Monday, March 23, 2009
It is definitely difficult times right now. I have been working like crazy. 13 hours on Friday, 13 hours on Saturday, and although I had gotten Sunday off because someone forgot to relieve me and I had to work part of a graveyard, I had to go into work on Sunday from 7-11. I am back at work this morning and am so exhausted. But, I am viewing this as me proving myself in the way that if my boss needs something she knows she can depend on me. My place of work is very very competitive, so I hope that this will stand out.
On another note, I am having difficulty with getting to the gym. I was upset this morning and told my husband that I have to find time for me, and I just can't without sacrificing time with the family. So I am torn because I am angry that I don't get to go to the gym as often as I would like and the fact that I feel guilty because when I do make time for myself I feel like I am snubbing my kids.

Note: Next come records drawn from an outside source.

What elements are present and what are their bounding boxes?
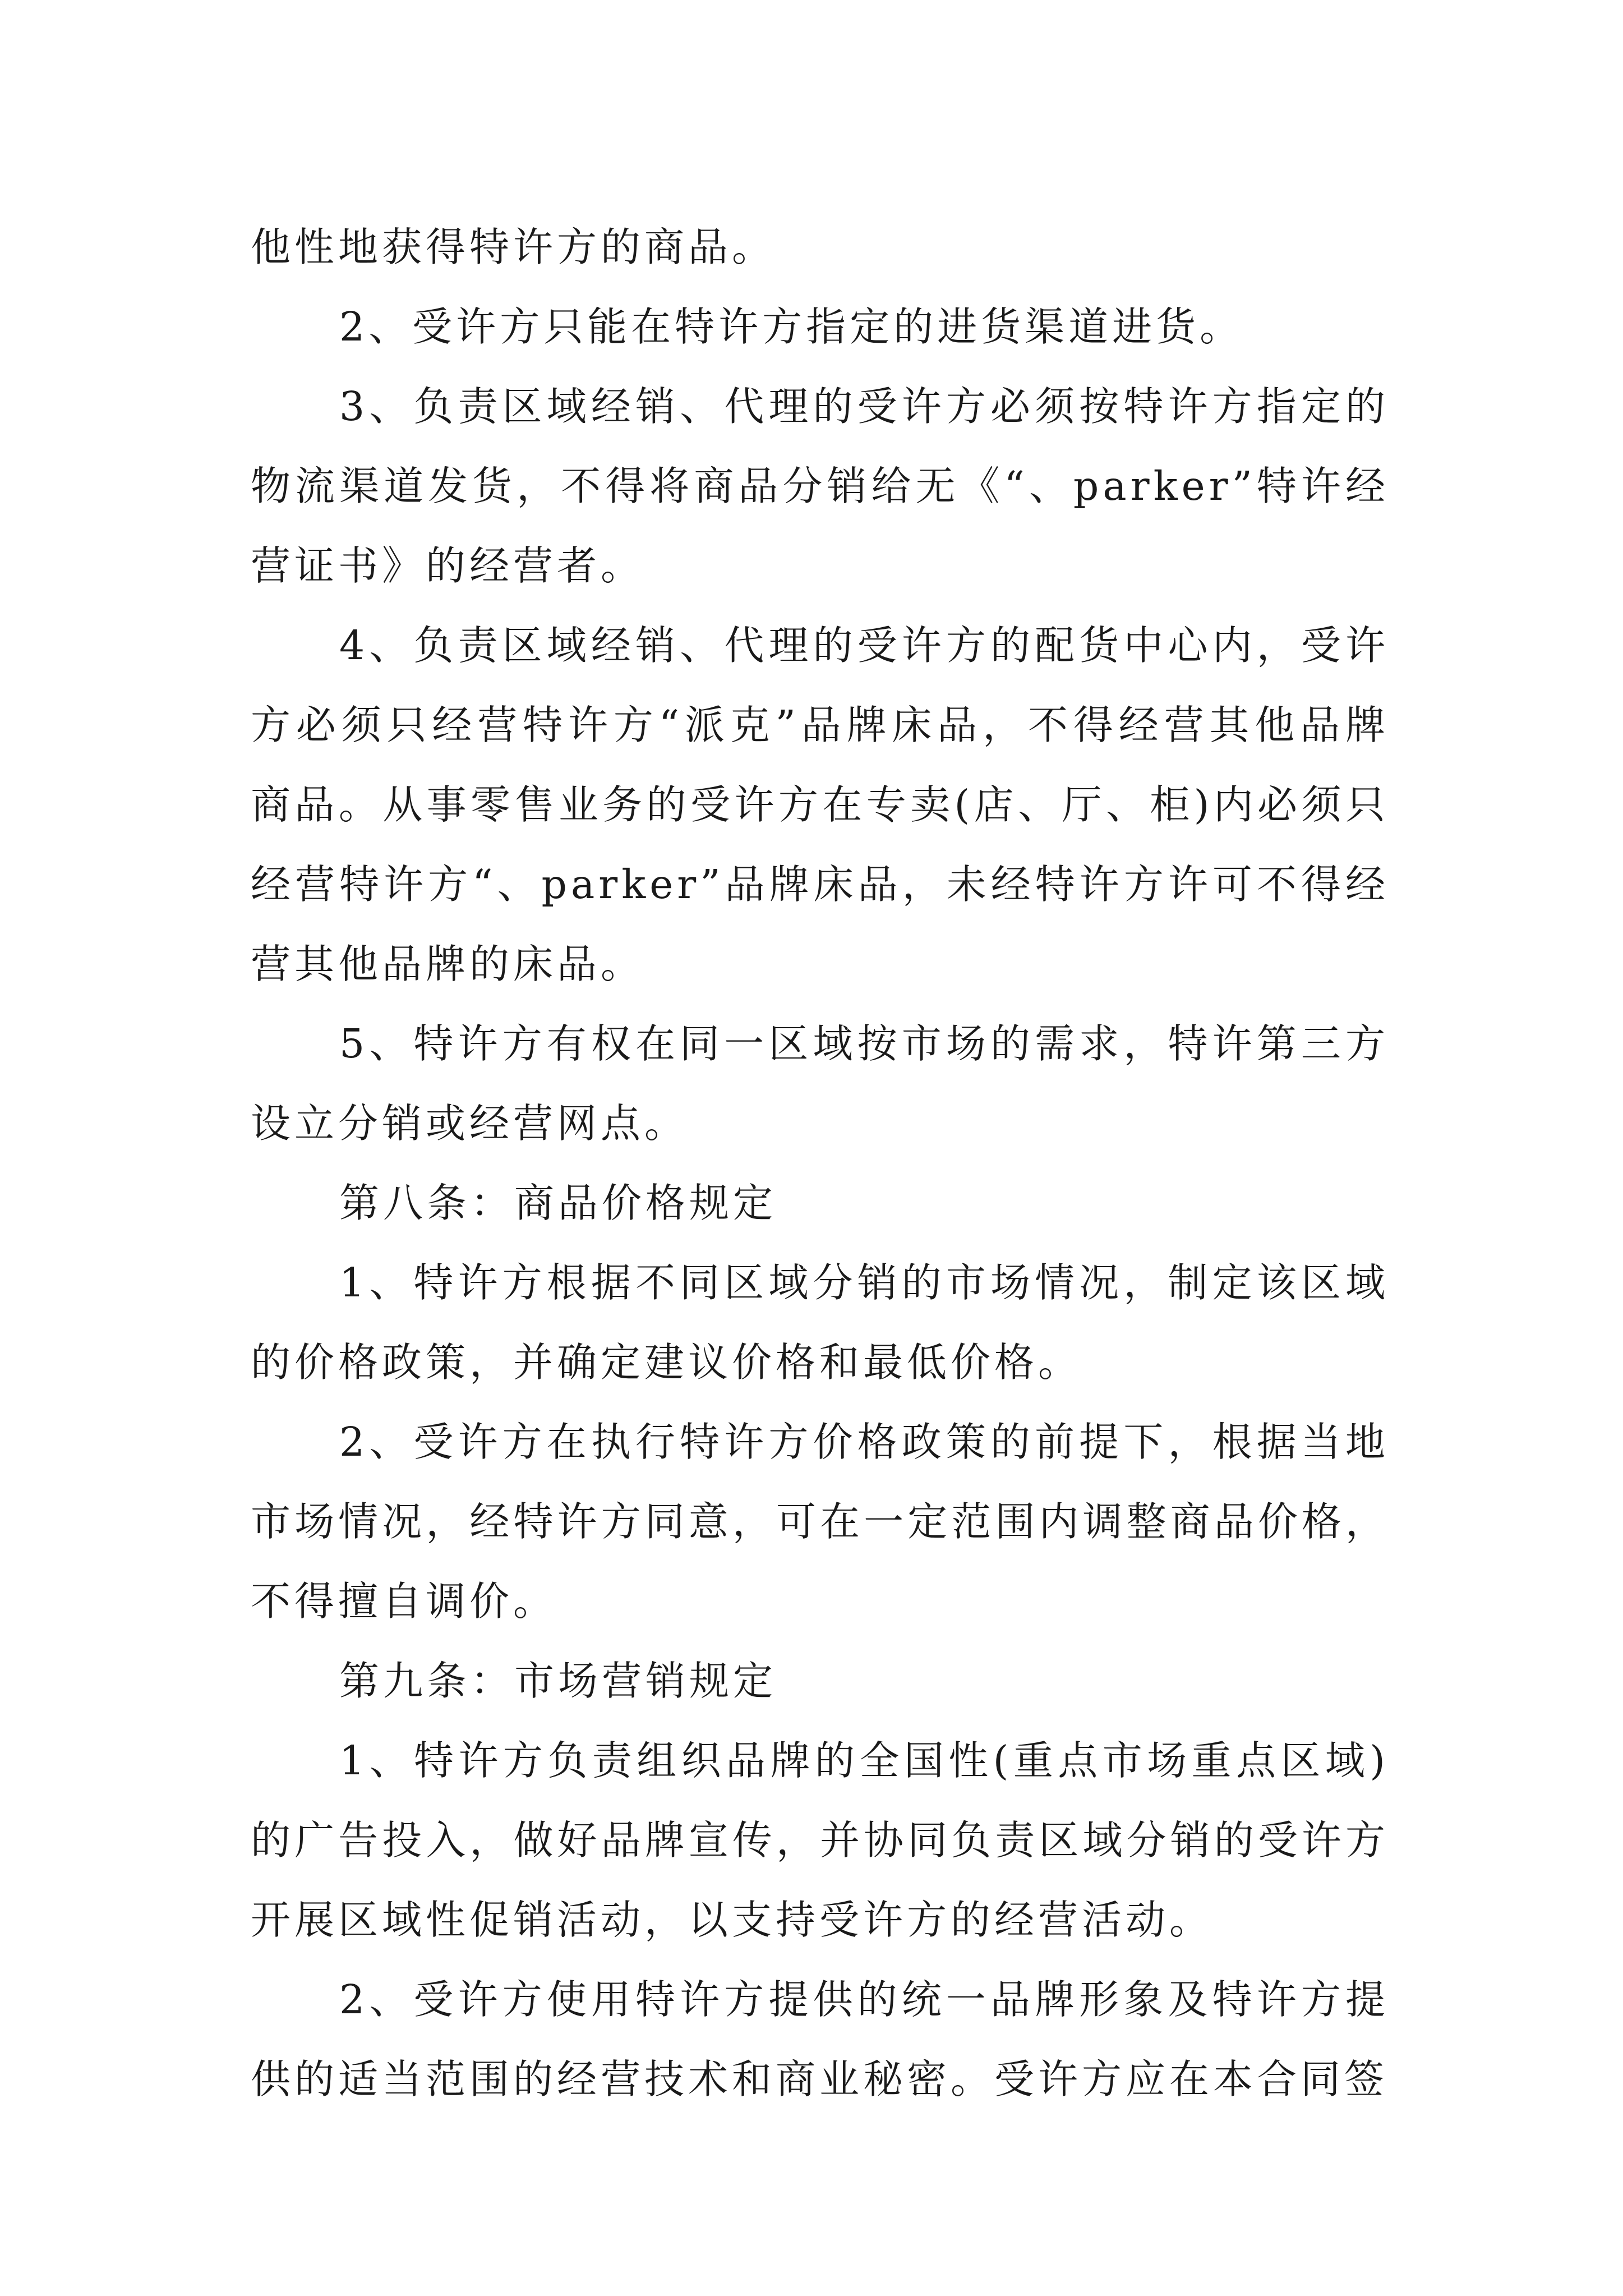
paragraph-continuation: 他性地获得特许方的商品。 — [251, 224, 776, 270]
heading-article-8: 第八条：商品价格规定 — [339, 1180, 777, 1226]
paragraph-clause-7-3: 3、负责区域经销、代理的受许方必须按特许方指定的物流渠道发货，不得将商品分销给无《“、parker”特许经营证书》的经营者。 — [251, 383, 1389, 589]
paragraph-clause-9-2: 2、受许方使用特许方提供的统一品牌形象及特许方提供的适当范围的经营技术和商业秘密。受许方应在本合同签 — [251, 1976, 1389, 2102]
paragraph-clause-7-5: 5、特许方有权在同一区域按市场的需求，特许第三方设立分销或经营网点。 — [251, 1020, 1389, 1147]
paragraph-clause-8-2: 2、受许方在执行特许方价格政策的前提下，根据当地市场情况，经特许方同意，可在一定范围内调整商品价格，不得擅自调价。 — [251, 1419, 1389, 1625]
heading-article-9: 第九条：市场营销规定 — [339, 1658, 777, 1704]
paragraph-clause-8-1: 1、特许方根据不同区域分销的市场情况，制定该区域的价格政策，并确定建议价格和最低价格。 — [251, 1259, 1389, 1386]
paragraph-clause-7-2: 2、受许方只能在特许方指定的进货渠道进货。 — [339, 303, 1244, 350]
paragraph-clause-7-4: 4、负责区域经销、代理的受许方的配货中心内，受许方必须只经营特许方“派克”品牌床品，不得经营其他品牌商品。从事零售业务的受许方在专卖(店、厅、柜)内必须只经营特许方“、parker”品牌床品，未经特许方许可不得经营其他品牌的床品。 — [251, 622, 1389, 987]
paragraph-clause-9-1: 1、特许方负责组织品牌的全国性(重点市场重点区域)的广告投入，做好品牌宣传，并协同负责区域分销的受许方开展区域性促销活动，以支持受许方的经营活动。 — [251, 1737, 1389, 1943]
document-body — [251, 208, 1389, 2119]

I know how very difficult it is to find balance, and I know that I deserve this, BUT my kids don't deserve me taking time away from them. One can say that I can go at night, but with my job I have to be up early to drive an hour to work, after I get off work if I work days then I get home around 5 and have to cook dinner and get the kids ready for the next day.
What is a girl to do?
Also because I have been working so much, my husband just got into town again and everything else, I haven't been eating very healthy at all. It has been whatever I can have someone go get me. I did get to the store and I did get some more fruit and veggies. So today I am going to eat much better than I have the past couple of days.
So plan of action:
Get back on the wagon and take food with me to work so I don't have to eat whatever, I will have more control over it.
Find a balance between the family and the gym.